Fruto de uma iniciativa da Conectas Direitos Humanos e da Amparar (Associação de Familiares e Amigos de Presos e Internos da Fundação Casa), a cartilha “Grades Invisíveis” traz à tona uma realidade pouco discutida, porém profundamente impactante: a violência de Estado contra familiares e visitantes de pessoas presas no Brasil. Com uma abordagem acessível e informativa, a publicação destaca cinco situações recorrentes enfrentadas por essas pessoas durante as visitas aos entes queridos encarcerados.

>>>Acesse a publicação completa aqui.

As experiências vivenciadas por esses familiares e amigos incluem medos, humilhações, preconceitos, estereótipos e privações de direitos que frequentemente os submetem a tratamentos degradantes e a violação de sua dignidade. E, o que é mais alarmante, essas penalizações ocorrem apesar de essas pessoas não terem nenhuma relação com a chamada “dívida social” das pessoas privadas de liberdade.

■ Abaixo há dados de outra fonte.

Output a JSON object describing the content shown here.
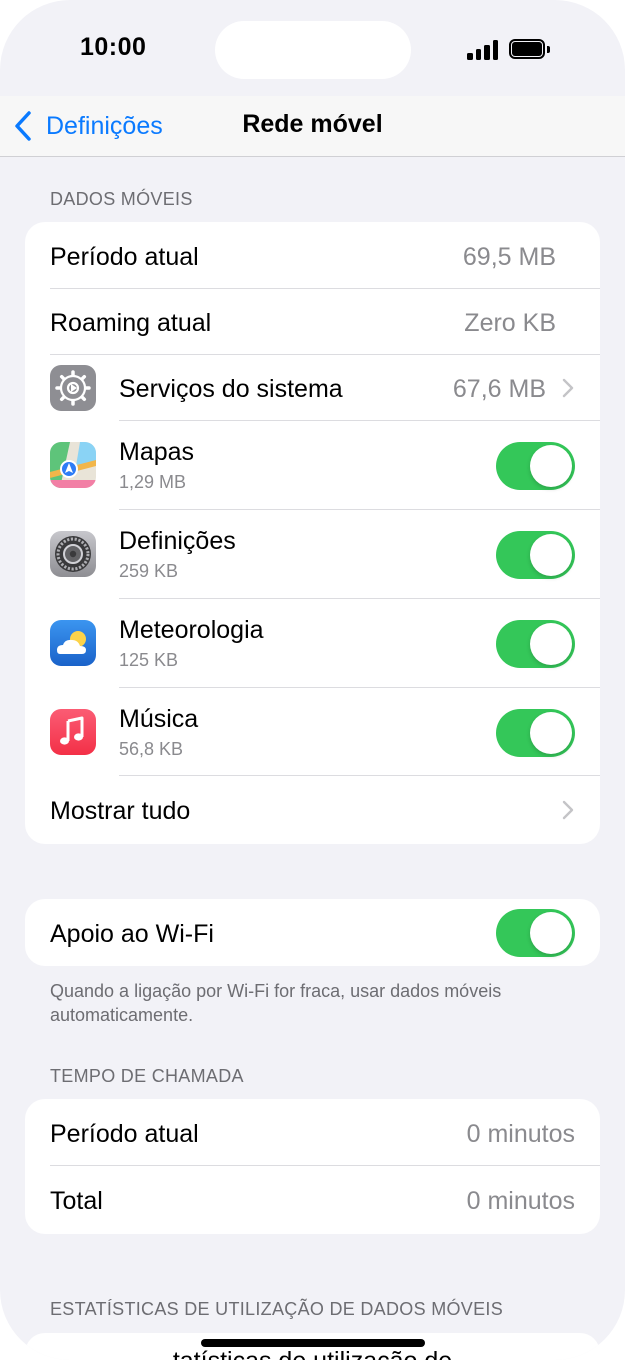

Um ponto crucial ressaltado na cartilha é a inconstitucionalidade dessas práticas. A Constituição Federal brasileira é clara ao estabelecer que “nenhuma pena passará da pessoa do condenado”, o que implica que qualquer forma de punição ou violação dos direitos dos familiares e visitantes é contrária à lei.

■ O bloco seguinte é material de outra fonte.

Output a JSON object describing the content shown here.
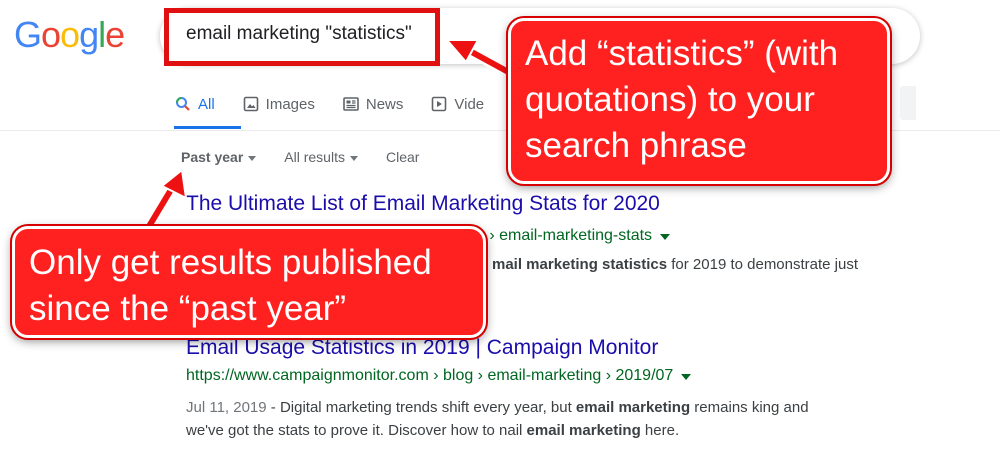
{
  "logo": {
    "letters": [
      "G",
      "o",
      "o",
      "g",
      "l",
      "e"
    ],
    "colors": [
      "#4285F4",
      "#EA4335",
      "#FBBC05",
      "#4285F4",
      "#34A853",
      "#EA4335"
    ]
  },
  "search": {
    "query": "email marketing \"statistics\""
  },
  "tabs": [
    {
      "label": "All",
      "icon": "search-icon",
      "active": true
    },
    {
      "label": "Images",
      "icon": "image-icon",
      "active": false
    },
    {
      "label": "News",
      "icon": "news-icon",
      "active": false
    },
    {
      "label": "Vide",
      "icon": "video-icon",
      "active": false
    }
  ],
  "tools": {
    "time": "Past year",
    "results": "All results",
    "clear": "Clear"
  },
  "results": [
    {
      "title": "The Ultimate List of Email Marketing Stats for 2020",
      "url": "g › email-marketing-stats",
      "snippet_pre": "",
      "snippet_bold": "mail marketing statistics",
      "snippet_post": " for 2019 to demonstrate just"
    },
    {
      "title": "Email Usage Statistics in 2019 | Campaign Monitor",
      "url": "https://www.campaignmonitor.com › blog › email-marketing › 2019/07",
      "date": "Jul 11, 2019",
      "line1_pre": " - Digital marketing trends shift every year, but ",
      "line1_bold": "email marketing",
      "line1_post": " remains king and",
      "line2_pre": "we've got the stats to prove it. Discover how to nail ",
      "line2_bold": "email marketing",
      "line2_post": " here."
    }
  ],
  "callouts": {
    "statistics": {
      "line1": "Add “statistics” (with",
      "line2": "quotations) to your",
      "line3": "search phrase"
    },
    "past_year": {
      "line1": "Only get results published",
      "line2": "since the “past year”"
    }
  },
  "colors": {
    "callout": "#ff2020",
    "link": "#1a0dab",
    "url": "#006621",
    "accent": "#1a73e8"
  }
}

Além disso, a publicação sublinha a necessidade de reconhecer que a dignidade e os direitos fundamentais também se aplicam às pessoas presas. Para alcançar uma justiça verdadeiramente humanitária, é fundamental que as medidas de segurança adotadas no sistema prisional respeitem tanto a integridade das pessoas privadas de liberdade como a dignidade de seus familiares.

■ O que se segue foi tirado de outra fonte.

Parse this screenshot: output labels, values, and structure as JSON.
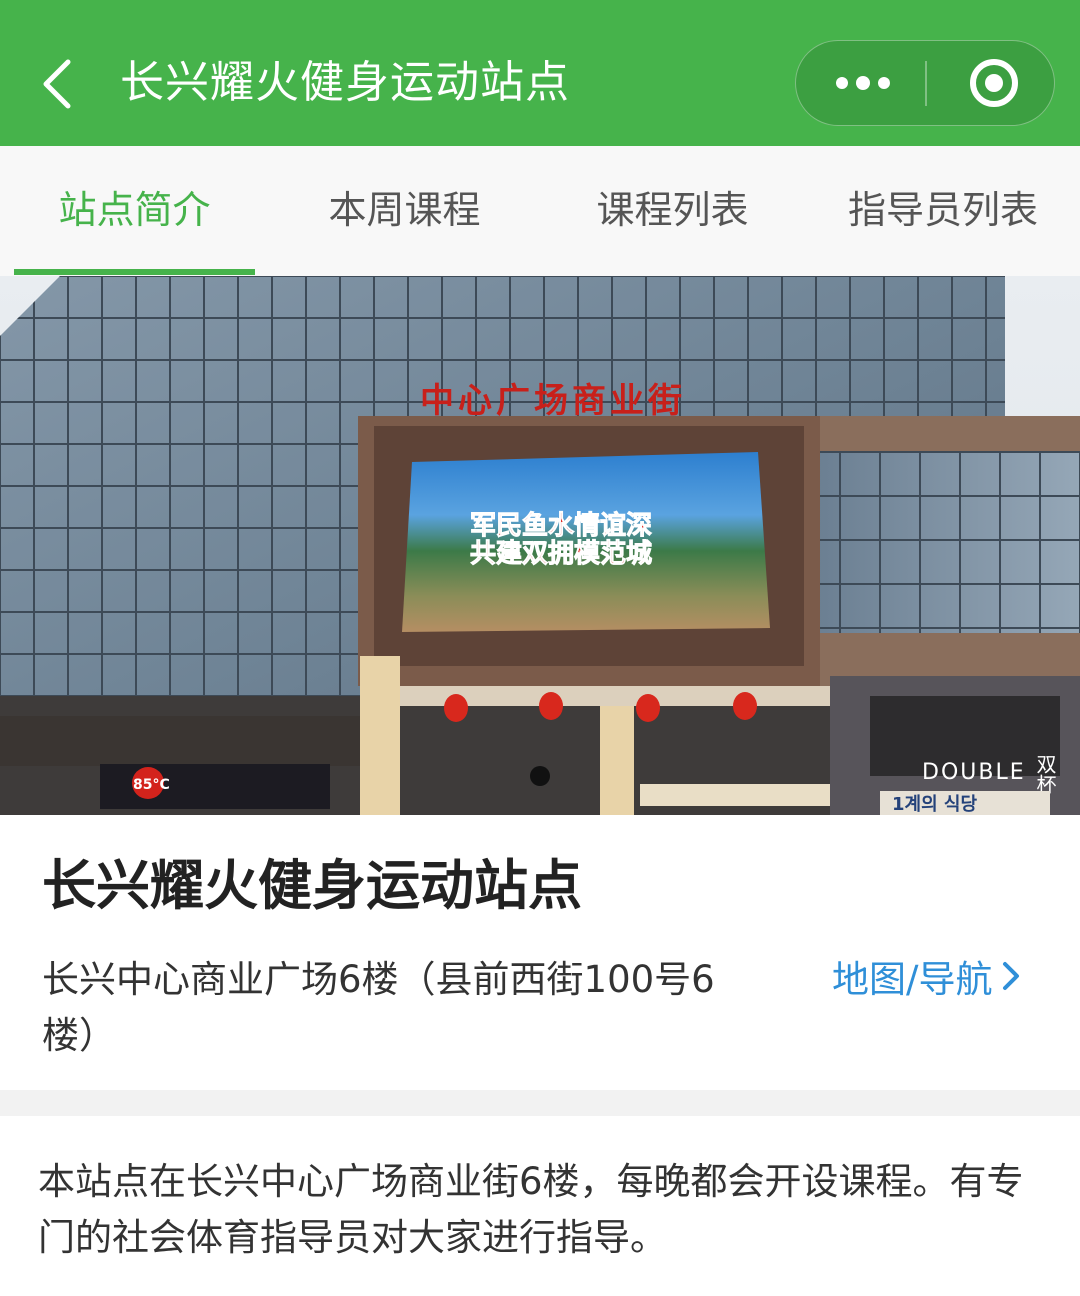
{
  "header": {
    "title": "长兴耀火健身运动站点",
    "back_icon": "chevron-left-icon",
    "more_icon": "more-dots-icon",
    "close_icon": "target-circle-icon",
    "bar_color": "#46b34b"
  },
  "tabs": [
    {
      "label": "站点简介",
      "active": true
    },
    {
      "label": "本周课程",
      "active": false
    },
    {
      "label": "课程列表",
      "active": false
    },
    {
      "label": "指导员列表",
      "active": false
    }
  ],
  "hero": {
    "building_sign": "中心广场商业街",
    "screen_text_line1": "军民鱼水情谊深",
    "screen_text_line2": "共建双拥模范城",
    "shop_sign_left": "85°C",
    "shop_sign_right": "DOUBLE",
    "shop_sign_right_cn": "双杯",
    "korean_sign": "1계의 식당"
  },
  "station": {
    "name": "长兴耀火健身运动站点",
    "address": "长兴中心商业广场6楼（县前西街100号6楼）",
    "map_link": "地图/导航",
    "map_link_color": "#2f8fd8"
  },
  "description": "本站点在长兴中心广场商业街6楼，每晚都会开设课程。有专门的社会体育指导员对大家进行指导。"
}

A cartilha não se limita a expor essas situações de violência, mas também fornece uma análise detalhada. Utilizando uma linguagem clara e depoimentos reais de familiares, a publicação detalha quais direitos são violados em cada uma dessas situações comuns nas unidades prisionais de acordo com a legislação brasileira e tratados internacionais.

Por exemplo, as revistas íntimas e invasivas, embora não proibidas por lei federal no Brasil, são identificadas como práticas que violam direitos fundamentais protegidos pela Constituição brasileira e pelo direito internacional. O direito à privacidade e à dignidade de todas as pessoas é garantido pela Constituição brasileira. As revistas íntimas e invasivas, ao exporem a intimidade das pessoas revistadas sem justificativa adequada, causam constrangimento e afetam sua dignidade, configurando uma violação clara desses princípios.
Além disso, a publicação destaca a proibição da tortura e de tratamentos cruéis, desumanos ou degradantes tanto na legislação brasileira quanto no direito internacional. As revistas íntimas se enquadram nessa categoria, infringindo esse princípio fundamental de respeito à dignidade humana.

A cartilha “Grades Invisíveis” é um valioso recurso informativo e de conscientização. Tem como objetivo elucidar familiares e visitantes sobre seus direitos e sensibilizar a sociedade e as autoridades sobre a urgência de mudanças na abordagem e nas práticas do sistema prisional brasileiro, em prol de uma justiça verdadeiramente humanitária.